Even when it's empty, your shopping cart might know everything about you. 

Prasatporn Nilkumhaeng/Getty

Gone are the days of running into a store to grab a quick carton of milk. Now retailers want to track every element of your experience in their stores, from your spending habits, to your location and now even your heart rate.

Walmart  is trying to patent a design for a "biometric feedback cart handle" on a shopping cart that could measure a shopper's heart rate, temperature, speed and the amount of force they apply to the handle as they walk around a store.

The patent application, submitted Aug. 23 to the US Patent and Trademark Office and spotted by Motherboard, shows the cart would first measure "baseline" biometric data and then compare data at different points in a shopping visit to this baseline.

The data would then be relayed back to a central server and, if it indicated the shopper was "not satisfied," the central server would send an alert to a shop assistant to go and help the customer.


A 100 percent real diagram in Walmart's patent showing how the new biometric shopping cart would work.

Walmart patent

It's a sign of how smart our stores are becoming, and just how much data retailers want to collect. Shopping centres are already using Bluetooth beacons to track customers around stores, and new technologies like gaze detection could even tell companies what's grabbing our attention in a window display or how we feel about a product lineup.
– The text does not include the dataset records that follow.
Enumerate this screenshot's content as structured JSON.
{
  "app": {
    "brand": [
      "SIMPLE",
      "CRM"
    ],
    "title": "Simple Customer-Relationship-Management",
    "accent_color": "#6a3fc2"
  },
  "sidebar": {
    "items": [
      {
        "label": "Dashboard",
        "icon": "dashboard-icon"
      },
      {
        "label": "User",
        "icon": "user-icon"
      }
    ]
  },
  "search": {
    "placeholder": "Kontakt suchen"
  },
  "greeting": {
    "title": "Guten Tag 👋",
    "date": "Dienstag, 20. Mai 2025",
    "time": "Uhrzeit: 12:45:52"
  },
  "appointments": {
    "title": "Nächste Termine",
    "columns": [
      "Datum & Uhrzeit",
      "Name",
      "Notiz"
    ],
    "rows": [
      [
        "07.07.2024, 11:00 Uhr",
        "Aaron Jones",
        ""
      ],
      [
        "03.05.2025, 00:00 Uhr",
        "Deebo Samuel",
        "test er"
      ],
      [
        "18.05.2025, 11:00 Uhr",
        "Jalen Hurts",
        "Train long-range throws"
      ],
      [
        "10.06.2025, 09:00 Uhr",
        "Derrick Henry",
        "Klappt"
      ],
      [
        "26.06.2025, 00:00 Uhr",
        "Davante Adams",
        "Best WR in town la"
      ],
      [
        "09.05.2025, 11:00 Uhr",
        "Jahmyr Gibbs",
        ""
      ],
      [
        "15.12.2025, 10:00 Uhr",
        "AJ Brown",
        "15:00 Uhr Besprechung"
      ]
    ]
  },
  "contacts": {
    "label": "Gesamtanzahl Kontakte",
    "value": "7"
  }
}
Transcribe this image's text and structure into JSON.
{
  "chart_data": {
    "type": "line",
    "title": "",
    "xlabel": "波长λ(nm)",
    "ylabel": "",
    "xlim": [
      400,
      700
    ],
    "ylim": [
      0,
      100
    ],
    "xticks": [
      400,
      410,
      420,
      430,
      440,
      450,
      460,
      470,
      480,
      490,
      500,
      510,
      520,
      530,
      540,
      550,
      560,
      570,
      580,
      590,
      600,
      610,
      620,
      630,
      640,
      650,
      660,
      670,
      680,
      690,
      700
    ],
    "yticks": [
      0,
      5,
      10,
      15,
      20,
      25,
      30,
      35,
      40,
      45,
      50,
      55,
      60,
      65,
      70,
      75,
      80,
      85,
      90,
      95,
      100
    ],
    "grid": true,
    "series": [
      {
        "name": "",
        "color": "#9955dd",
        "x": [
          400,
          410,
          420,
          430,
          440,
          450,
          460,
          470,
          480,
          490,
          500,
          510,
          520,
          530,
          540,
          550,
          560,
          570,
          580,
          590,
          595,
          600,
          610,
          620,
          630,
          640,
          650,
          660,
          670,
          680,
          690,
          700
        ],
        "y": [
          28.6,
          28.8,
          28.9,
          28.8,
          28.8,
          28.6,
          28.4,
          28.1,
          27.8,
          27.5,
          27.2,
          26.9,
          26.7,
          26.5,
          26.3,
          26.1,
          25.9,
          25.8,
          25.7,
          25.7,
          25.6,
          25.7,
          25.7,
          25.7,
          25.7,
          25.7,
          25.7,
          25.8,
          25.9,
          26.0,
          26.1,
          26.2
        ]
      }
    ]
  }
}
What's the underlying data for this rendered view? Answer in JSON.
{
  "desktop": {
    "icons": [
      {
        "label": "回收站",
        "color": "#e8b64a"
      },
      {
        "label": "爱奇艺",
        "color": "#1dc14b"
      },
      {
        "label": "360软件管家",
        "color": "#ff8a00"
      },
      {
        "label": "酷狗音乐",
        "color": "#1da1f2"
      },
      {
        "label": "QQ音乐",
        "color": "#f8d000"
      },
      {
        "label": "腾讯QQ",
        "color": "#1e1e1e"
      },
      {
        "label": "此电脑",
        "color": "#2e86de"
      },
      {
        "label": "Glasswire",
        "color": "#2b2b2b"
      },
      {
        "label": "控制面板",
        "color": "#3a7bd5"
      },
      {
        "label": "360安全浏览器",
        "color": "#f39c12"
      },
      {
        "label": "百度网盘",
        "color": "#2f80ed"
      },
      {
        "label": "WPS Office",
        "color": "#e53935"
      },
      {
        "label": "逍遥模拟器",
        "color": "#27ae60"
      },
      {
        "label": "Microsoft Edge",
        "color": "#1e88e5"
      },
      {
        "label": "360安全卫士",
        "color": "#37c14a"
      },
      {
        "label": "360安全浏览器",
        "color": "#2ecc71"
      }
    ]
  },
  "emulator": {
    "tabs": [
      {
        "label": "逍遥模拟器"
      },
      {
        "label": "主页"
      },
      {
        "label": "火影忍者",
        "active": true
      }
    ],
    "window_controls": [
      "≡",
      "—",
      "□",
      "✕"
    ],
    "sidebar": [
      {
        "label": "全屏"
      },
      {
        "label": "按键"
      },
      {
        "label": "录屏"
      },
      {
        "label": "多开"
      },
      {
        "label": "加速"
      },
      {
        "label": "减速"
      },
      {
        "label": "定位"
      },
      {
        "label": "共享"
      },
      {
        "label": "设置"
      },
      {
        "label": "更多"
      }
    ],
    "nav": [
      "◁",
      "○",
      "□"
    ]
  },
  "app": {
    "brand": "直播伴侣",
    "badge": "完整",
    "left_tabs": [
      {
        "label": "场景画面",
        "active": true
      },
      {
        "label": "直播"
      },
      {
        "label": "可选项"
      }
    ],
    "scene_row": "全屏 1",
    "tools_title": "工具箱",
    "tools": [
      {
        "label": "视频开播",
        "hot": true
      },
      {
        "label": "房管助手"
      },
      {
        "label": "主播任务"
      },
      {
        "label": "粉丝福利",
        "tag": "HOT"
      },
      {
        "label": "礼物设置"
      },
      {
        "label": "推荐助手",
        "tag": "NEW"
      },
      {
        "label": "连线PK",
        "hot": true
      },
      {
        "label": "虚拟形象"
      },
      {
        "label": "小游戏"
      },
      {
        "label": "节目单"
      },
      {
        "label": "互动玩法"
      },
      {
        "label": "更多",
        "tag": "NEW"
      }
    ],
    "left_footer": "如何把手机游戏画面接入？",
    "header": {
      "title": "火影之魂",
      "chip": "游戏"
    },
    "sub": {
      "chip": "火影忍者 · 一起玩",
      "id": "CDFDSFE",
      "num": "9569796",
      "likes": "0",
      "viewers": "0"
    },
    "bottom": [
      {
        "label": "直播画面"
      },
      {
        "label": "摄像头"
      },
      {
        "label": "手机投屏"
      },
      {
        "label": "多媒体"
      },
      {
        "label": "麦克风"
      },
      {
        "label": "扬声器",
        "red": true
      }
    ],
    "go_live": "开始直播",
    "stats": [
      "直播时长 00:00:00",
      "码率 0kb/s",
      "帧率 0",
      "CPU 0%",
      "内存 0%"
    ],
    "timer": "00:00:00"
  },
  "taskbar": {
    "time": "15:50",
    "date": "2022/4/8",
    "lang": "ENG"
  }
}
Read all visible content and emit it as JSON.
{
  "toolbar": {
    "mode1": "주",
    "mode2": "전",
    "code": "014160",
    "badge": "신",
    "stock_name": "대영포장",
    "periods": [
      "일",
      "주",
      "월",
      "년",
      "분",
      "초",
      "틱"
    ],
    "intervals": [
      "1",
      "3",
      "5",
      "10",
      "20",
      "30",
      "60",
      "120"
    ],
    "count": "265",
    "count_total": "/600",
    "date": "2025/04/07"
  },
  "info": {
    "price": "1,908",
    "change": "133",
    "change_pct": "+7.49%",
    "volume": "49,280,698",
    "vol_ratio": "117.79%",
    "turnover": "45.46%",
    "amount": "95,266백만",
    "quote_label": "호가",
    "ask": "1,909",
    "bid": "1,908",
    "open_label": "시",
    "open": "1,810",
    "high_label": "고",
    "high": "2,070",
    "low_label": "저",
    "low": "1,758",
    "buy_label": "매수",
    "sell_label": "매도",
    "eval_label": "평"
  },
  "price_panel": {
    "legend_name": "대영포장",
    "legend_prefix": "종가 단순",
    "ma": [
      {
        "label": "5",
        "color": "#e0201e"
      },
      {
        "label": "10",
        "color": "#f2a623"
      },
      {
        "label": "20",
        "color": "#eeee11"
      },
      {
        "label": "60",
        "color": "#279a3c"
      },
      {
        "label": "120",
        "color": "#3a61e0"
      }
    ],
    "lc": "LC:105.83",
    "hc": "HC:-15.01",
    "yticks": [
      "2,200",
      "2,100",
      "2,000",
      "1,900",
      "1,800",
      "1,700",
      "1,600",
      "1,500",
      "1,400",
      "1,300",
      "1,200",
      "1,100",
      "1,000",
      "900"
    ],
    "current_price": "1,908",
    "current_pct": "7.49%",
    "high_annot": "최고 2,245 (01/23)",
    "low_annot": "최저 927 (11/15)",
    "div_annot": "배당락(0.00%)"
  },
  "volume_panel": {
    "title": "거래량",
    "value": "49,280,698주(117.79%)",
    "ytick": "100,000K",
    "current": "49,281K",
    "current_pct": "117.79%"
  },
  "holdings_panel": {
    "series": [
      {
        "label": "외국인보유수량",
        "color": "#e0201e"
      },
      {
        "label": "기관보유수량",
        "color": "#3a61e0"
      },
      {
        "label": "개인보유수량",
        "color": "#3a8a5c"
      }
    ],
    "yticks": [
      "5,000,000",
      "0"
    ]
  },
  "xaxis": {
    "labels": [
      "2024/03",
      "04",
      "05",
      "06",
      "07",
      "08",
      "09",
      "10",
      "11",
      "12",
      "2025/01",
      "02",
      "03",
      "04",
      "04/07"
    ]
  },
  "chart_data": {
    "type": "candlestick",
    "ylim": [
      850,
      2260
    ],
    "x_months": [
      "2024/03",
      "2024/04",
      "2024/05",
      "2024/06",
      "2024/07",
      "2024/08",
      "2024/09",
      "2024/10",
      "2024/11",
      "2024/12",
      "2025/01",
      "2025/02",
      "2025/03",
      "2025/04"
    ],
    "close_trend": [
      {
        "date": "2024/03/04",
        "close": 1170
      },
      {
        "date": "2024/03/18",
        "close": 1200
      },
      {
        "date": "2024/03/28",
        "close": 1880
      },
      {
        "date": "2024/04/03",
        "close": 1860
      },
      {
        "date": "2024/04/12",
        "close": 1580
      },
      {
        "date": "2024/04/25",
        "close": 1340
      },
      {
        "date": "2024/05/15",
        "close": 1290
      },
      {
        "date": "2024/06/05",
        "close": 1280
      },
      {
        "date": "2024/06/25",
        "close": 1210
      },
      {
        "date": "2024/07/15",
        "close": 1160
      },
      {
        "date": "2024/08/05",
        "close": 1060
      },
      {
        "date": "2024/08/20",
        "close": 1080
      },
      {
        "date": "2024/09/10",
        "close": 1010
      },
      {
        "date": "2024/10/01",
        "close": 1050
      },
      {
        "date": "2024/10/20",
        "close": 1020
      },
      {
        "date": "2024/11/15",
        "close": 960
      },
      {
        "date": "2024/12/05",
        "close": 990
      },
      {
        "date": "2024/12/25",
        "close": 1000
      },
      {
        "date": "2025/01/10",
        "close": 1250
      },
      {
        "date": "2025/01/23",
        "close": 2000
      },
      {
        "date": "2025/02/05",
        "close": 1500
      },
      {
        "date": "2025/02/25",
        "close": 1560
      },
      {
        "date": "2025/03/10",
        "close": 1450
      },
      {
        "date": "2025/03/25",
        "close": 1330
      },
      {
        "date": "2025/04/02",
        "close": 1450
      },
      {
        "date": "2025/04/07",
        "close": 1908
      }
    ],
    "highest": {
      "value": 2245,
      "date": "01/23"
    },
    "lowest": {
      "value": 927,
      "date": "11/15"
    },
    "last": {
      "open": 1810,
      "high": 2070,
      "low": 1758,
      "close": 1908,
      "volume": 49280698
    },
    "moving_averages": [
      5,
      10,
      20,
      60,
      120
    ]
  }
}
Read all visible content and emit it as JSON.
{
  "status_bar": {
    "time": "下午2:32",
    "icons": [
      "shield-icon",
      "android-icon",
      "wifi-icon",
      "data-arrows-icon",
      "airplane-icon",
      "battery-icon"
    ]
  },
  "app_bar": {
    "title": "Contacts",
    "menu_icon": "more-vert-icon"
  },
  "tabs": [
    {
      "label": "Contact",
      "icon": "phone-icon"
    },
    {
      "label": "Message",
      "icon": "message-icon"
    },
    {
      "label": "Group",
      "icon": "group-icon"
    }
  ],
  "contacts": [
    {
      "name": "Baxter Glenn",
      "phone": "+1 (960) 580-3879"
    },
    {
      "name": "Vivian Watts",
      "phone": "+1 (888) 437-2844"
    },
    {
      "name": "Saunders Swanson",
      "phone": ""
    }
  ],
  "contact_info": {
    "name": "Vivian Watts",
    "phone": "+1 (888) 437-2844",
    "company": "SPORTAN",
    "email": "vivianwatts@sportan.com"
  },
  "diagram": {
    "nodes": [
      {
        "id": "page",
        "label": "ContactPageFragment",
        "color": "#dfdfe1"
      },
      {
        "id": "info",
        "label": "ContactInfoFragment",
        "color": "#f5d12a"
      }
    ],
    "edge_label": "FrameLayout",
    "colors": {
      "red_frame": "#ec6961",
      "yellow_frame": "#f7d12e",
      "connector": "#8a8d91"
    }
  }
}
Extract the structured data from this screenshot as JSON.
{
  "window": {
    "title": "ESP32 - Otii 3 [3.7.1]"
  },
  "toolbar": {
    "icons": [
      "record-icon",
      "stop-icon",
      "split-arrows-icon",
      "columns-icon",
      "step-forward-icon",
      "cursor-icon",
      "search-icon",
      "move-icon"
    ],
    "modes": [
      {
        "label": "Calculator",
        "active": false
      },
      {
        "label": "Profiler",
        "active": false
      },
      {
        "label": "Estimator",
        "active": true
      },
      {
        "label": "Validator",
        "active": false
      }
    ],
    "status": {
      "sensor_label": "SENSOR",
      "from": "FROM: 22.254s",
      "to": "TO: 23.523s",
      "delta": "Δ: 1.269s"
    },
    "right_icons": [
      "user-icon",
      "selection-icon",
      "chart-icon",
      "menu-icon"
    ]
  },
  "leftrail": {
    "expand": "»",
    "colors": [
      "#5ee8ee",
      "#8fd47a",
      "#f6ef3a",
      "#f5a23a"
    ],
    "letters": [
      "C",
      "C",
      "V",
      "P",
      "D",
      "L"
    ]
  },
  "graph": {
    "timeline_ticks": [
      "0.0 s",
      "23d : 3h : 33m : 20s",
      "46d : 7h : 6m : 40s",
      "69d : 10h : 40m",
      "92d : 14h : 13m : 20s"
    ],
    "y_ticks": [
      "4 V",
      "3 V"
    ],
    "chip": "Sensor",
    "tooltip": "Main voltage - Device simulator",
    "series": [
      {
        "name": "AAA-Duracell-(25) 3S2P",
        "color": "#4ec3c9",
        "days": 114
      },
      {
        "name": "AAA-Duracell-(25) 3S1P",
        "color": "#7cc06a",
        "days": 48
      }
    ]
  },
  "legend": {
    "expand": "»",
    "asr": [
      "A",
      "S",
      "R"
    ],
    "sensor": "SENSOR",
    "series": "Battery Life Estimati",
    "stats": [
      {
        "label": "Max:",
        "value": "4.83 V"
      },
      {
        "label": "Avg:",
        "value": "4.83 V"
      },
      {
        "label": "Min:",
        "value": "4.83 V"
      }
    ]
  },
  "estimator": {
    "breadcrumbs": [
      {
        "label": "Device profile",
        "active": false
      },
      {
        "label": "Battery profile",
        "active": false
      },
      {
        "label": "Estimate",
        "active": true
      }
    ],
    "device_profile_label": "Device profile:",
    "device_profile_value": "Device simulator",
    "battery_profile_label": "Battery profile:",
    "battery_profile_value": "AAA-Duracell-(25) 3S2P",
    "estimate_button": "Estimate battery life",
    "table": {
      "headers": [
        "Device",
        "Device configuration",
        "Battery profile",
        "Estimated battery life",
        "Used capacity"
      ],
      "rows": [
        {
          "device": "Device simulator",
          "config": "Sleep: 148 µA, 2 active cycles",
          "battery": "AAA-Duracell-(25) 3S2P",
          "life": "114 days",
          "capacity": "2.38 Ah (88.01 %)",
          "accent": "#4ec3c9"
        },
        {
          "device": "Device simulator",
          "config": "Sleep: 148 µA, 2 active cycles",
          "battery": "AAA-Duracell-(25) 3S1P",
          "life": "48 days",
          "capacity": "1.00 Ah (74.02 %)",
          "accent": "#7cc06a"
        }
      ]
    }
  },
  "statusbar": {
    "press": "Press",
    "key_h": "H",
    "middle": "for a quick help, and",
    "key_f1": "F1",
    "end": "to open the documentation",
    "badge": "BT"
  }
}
For Walmart, which is investing in blockchain to track food suppliers and which has already patented technology to eavesdrop on customers in stores, it's another sign that retail is changing.

Who knows what the future holds? Targeted advertising to get you in-store for Walmart's next big sale and then a shopping trolley that knows exactly how fast you run to grab the bargain?

Clarification, Oct. 10 at 5:53 a.m. PT: Walmart is waiting for the USPTO's response to its application.